- 4
What is the output of this code?
static int test(out int x,int y=4) { x=6; return x*y; } static void main (string []args) { int a; int z=test(out a); Console. WriteLine(out a+z); }
22 Answers
+ 4
Output is 30
+ 2
answer is 30
+ 1
You cant have a 'out' statement inside the Console.WriteLine as it is not a value and can't give a value to 'z', therefore the code is somehow wrong.

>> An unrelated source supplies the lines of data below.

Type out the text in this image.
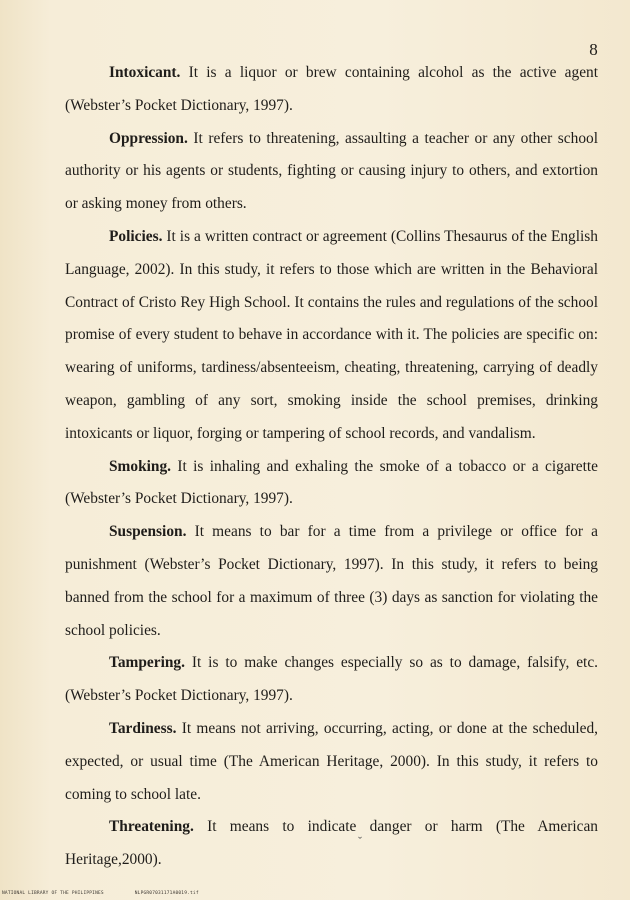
8

Intoxicant. It is a liquor or brew containing alcohol as the active agent (Webster’s Pocket Dictionary, 1997).

Oppression. It refers to threatening, assaulting a teacher or any other school authority or his agents or students, fighting or causing injury to others, and extortion or asking money from others.

Policies. It is a written contract or agreement (Collins Thesaurus of the English Language, 2002). In this study, it refers to those which are written in the Behavioral Contract of Cristo Rey High School. It contains the rules and regulations of the school promise of every student to behave in accordance with it. The policies are specific on: wearing of uniforms, tardiness/absenteeism, cheating, threatening, carrying of deadly weapon, gambling of any sort, smoking inside the school premises, drinking intoxicants or liquor, forging or tampering of school records, and vandalism.

Smoking. It is inhaling and exhaling the smoke of a tobacco or a cigarette (Webster’s Pocket Dictionary, 1997).

Suspension. It means to bar for a time from a privilege or office for a punishment (Webster’s Pocket Dictionary, 1997). In this study, it refers to being banned from the school for a maximum of three (3) days as sanction for violating the school policies.

Tampering. It is to make changes especially so as to damage, falsify, etc. (Webster’s Pocket Dictionary, 1997).

Tardiness. It means not arriving, occurring, acting, or done at the scheduled, expected, or usual time (The American Heritage, 2000). In this study, it refers to coming to school late.

Threatening. It means to indicate danger or harm (The American Heritage,2000).

ˇ
NATIONAL LIBRARY OF THE PHILIPPINES	NLPGR07031171A0019.tif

But lets say we fix the error
I added comments to make the code more readable and easier to understand.
static int test(out int x,int y=4)
{
x=6;
return x*y; //Test becomes 4x6, which is 24.
}
static void main (string []args)
{
int a;
int z=test(out a); //a will become test, z will become 'a'
Console. WriteLine(z); //outputs z
}
In short, this code should output a value of 24
+ 1
equal 30
+ 1
30
0
What is output of the code?
static int test(out int x,int y=4)
{
x=6;
return x*y;
}
static void main (string []args)
{
int a;
int z=test(out a);
Console. WriteLine(a+z);
}
0
explain in detail what is role of out keyword here ?
0
answer-2
0
30
0
All of you are wrong its
7 šš
0
answer is 16
0
The correct answer is 3
0
What is the output of this code?
static int Test(out int x, int y=4) {
x = 6;
return x * y;
}
static void Main(string[] args) {
int a;
int z = Test(out a);
Console.WriteLine(a + z);
}
In Main Function,
Step: 1=> integer type variable 'a' is declared but no value initialized
Step: 2=> interger type variable 'z' is declared and value is function returned a value 24.
Step: 3=> add two values (a=6 + z=24) and writes answer is 30
Note:
In Test Method have used Named Arguments. variable x is initialized and returned a calculated value is 6*4= 24
Output is 30
0
public static void main(String[ ] args) {
int x = 10;
int y = myFunc(x);
System.out.println(y);
}
public static int myFunc(int x) {
return x*3;
}
30 is the answer.
0
no kidding its 9
0
Ans is 30
0
Answer : 5
0
30 Ans
0
int
x
0
what is the output of this codeint x = 7 ; do { x ++ ; } while (x <= 9) ; Console.Write(x);??